Ungefähr zur gleichen Zeit, als Polarforscher die kältesten Orte der Erde erkundeten, erreichten auch die Tieftemperaturphysiker einen vorläufigen Höhepunkt auf ihrem Weg zum absoluten Nullpunkt. Ähnlich dramatisch wie der Wettlauf zum Südpol zwischen dem Briten Robert Scott und dem Norweger Roald Amundsen verlief das Kräftemessen im Labor zwischen dem Schotten James Dewar und dem Niederländer Heike Kammerlingh Onnes.
Kühlung durch Gase
Am Beginn der abenteuerlichen Reise standen die Experimente des britischen Autodidakten Michael Faraday, der Anfang des 19. Jahrhunderts Gase verflüssigt hatte. Da einige, wie Stickstoff, Sauerstoff und Wasserstoff, seinen Bemühungen hartnäckig widerstanden, nannte Faraday sie „permanente Gase“. Erst 1873 fand der niederländische Theoretiker Johannes Diderik van der Waals den Grund dafür: Es genügte nicht, diese Gase stark zusammenzudrücken und die entstehende Wärme abzuführen, sondern man musste sie auch unter eine kritische Temperatur abkühlen.
Dank dieser Erkenntnis gelang es zuerst Sauerstoff bei –183 Grad Celsius zu verflüssigen und dann Stickstoff bei –196 Grad Celsius. Dies war der Stand der Dinge, als Dewar und Kamerlingh Onnes sich der wie sie meinten letzten großen Herausforderung stellten: der Verflüssigung von Wasserstoff.
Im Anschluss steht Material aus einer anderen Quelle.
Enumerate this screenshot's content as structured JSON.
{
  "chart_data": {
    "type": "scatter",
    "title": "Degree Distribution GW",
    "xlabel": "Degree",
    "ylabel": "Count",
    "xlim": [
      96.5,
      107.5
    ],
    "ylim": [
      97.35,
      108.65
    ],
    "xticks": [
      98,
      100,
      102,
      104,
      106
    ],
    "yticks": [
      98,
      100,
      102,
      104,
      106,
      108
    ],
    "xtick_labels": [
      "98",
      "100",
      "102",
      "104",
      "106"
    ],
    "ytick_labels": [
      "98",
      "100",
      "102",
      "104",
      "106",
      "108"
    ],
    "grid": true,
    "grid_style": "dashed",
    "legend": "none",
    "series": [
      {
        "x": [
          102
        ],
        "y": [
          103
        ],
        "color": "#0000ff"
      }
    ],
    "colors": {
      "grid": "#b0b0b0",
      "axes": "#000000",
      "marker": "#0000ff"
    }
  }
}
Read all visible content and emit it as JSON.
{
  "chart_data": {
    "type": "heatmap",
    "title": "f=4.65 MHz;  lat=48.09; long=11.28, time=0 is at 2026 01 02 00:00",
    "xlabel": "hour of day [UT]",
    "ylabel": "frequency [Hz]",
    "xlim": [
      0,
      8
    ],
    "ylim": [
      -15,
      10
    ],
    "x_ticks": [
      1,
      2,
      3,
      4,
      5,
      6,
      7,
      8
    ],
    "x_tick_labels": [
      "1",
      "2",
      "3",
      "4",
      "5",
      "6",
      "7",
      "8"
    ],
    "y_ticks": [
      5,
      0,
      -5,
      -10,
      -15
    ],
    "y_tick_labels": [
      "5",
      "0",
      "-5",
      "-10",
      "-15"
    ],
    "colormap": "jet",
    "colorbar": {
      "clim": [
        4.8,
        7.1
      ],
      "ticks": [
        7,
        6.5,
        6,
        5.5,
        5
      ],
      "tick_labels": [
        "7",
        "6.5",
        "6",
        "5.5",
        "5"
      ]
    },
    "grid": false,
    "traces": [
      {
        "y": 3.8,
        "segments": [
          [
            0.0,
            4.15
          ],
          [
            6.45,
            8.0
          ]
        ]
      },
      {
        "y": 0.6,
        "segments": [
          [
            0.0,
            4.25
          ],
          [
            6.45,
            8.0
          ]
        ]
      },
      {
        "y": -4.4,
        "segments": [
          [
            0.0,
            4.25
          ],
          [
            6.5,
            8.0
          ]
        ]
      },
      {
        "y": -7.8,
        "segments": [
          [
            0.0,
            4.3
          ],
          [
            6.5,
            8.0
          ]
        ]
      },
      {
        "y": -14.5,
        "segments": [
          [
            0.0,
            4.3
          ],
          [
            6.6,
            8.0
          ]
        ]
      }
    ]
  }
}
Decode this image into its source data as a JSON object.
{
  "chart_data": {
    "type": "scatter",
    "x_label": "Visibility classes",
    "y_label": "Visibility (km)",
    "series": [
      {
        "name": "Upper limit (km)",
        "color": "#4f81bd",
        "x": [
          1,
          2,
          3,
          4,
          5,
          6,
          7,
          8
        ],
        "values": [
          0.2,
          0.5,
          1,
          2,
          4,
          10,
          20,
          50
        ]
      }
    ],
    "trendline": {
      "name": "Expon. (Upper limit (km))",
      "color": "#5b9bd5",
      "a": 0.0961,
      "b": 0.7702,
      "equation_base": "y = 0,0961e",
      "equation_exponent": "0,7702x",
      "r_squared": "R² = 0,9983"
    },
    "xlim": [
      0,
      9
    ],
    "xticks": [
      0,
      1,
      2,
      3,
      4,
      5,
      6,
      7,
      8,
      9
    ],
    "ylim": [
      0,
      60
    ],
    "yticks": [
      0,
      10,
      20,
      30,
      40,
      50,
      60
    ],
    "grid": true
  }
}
Ihre Strategie: Sie wollten als Kühlmittel eine Reihe von Gasen verwenden, die bei immer tieferen Temperaturen flüssig werden. Dabei diente das erste verflüssigte Gas als Kühlmittel für das zweite Gas in der Kühlkette und so fort.
Akute Explosionsgefahr
Die Versuche waren nicht ungefährlich, denn der zu verflüssigende Wasserstoff musste unter einem enormen Druck, dem 180-Fachen des Atmosphärendrucks, in die Kühlschlange gepresst werden. Die Glaswände der Apparaturen wurden allein schon wegen der großen Kälte spröde – unter dem zusätzlichen Druck geschah es mehr als einmal, dass sie explodierten. Einige Assistenten Dewars verloren bei solchen Zwischenfällen ein Auge. Kamerlingh Onnes’ Labor wurde sogar für zwei Jahre geschlossen, weil die Leidener Stadtväter wegen des Explosionsrisikos besorgt waren.
Diese Situation verschaffte dem Konkurrenten in Schottland einen Vorteil. 1898 gelang es Dewar, nach fast zwanzigjährigen Bemühungen, Wasserstoff bei –252 Grad Celsius zu verflüssigen und sich dem absoluten Nullpunkt bis auf 21 Grad zu nähern.